For me the goal of light + space is collaborating, and using the show to spotlight and partner with other artists. Visuals artists, DJs… the blueprint of the show leaves space for that. There's a skeleton of the show that's the same, like having the glitter bar, and I'm interesting in VR and motion sensor technology, so we'll always have that, and Ariana and the Rose will always be the house band, and we'll always have DJs, and then some surprises we're working on. I want the show to feel like a home to people -- that kind of culture, people having a trust in a party or event, I think that's coming back, especially in Brooklyn.

What about your music?

I'm working on a whole bunch of new music, it's been a year since we put out Retrograde.

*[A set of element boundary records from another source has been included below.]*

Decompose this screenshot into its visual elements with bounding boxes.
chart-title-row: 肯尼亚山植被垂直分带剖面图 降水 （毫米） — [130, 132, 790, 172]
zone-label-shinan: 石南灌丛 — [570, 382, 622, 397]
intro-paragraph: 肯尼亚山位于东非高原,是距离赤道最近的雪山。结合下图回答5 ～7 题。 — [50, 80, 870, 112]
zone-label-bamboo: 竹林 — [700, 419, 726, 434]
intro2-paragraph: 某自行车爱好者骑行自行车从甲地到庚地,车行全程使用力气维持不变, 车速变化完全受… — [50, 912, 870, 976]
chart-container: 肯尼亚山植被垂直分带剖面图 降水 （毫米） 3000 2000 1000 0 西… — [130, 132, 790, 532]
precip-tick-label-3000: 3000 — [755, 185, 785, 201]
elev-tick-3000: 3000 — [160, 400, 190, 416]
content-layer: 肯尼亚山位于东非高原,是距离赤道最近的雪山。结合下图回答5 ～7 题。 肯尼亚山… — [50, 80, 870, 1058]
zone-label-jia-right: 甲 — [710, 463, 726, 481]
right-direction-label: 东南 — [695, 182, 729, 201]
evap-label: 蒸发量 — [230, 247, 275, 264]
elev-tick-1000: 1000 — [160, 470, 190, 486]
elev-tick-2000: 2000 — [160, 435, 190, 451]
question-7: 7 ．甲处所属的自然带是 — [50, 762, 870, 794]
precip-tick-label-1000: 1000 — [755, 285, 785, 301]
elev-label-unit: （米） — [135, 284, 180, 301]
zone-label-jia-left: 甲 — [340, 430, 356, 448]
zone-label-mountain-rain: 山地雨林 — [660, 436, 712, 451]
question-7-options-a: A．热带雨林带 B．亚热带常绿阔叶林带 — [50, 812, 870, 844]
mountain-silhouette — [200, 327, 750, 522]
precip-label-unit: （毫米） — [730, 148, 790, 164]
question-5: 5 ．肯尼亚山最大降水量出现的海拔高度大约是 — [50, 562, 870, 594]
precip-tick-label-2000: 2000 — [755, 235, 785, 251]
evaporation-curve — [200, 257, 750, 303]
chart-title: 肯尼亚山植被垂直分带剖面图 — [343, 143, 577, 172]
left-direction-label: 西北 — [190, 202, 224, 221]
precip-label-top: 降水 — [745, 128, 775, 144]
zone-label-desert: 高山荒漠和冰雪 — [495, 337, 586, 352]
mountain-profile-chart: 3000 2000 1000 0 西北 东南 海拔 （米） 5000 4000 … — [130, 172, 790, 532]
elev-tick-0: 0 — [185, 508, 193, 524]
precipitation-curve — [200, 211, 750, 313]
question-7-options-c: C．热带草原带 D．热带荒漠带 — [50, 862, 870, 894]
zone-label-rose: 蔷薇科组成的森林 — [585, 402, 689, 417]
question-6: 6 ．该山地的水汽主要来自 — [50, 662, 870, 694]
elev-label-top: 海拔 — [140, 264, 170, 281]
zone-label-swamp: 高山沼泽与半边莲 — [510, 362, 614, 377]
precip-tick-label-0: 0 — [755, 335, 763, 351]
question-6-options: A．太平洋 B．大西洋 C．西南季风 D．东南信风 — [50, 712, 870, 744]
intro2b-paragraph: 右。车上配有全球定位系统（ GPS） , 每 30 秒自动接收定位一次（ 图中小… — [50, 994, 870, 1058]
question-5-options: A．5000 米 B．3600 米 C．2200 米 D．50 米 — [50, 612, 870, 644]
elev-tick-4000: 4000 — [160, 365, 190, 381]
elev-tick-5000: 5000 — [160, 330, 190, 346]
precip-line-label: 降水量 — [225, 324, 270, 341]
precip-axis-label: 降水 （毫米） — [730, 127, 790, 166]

For me my priority is doing this Trilogy, but my hope is to put new music out by the end of this year.

Will it continue with what you did on Retrograde?

It's definitely an elaboration on Retrograde. I feel when I wrote Retrograde I was in this super moody, self-reflective place, so all the songs were like that, even though they're electronic. Every time I went into the studio, with the way the world is right now, I was like, "ugh, I just want to write something that lets you scream." Lets you rip your clothes off and dance. That was my feeling – this music that makes you feel free. That's what I want to listen to. Everything feels so heavy all the time. And the music itself isn't frivolous -- I like to write about real things, but that intersection between writing something that hits your heart but also lifts you is really what this music is about. I think catharsis is where everyone is at. With artists right now in all spaces, not just music, people want to escape, but no one wants to ignore anything. Making frivolous music I don't think will resonate anymore. There's too much going on for artist to say, "we'll forget about it." I don't think people want to forget about it, but they might want to set it down a little while. I want to make music that allows people to deal with what they're going through and have some sort of support.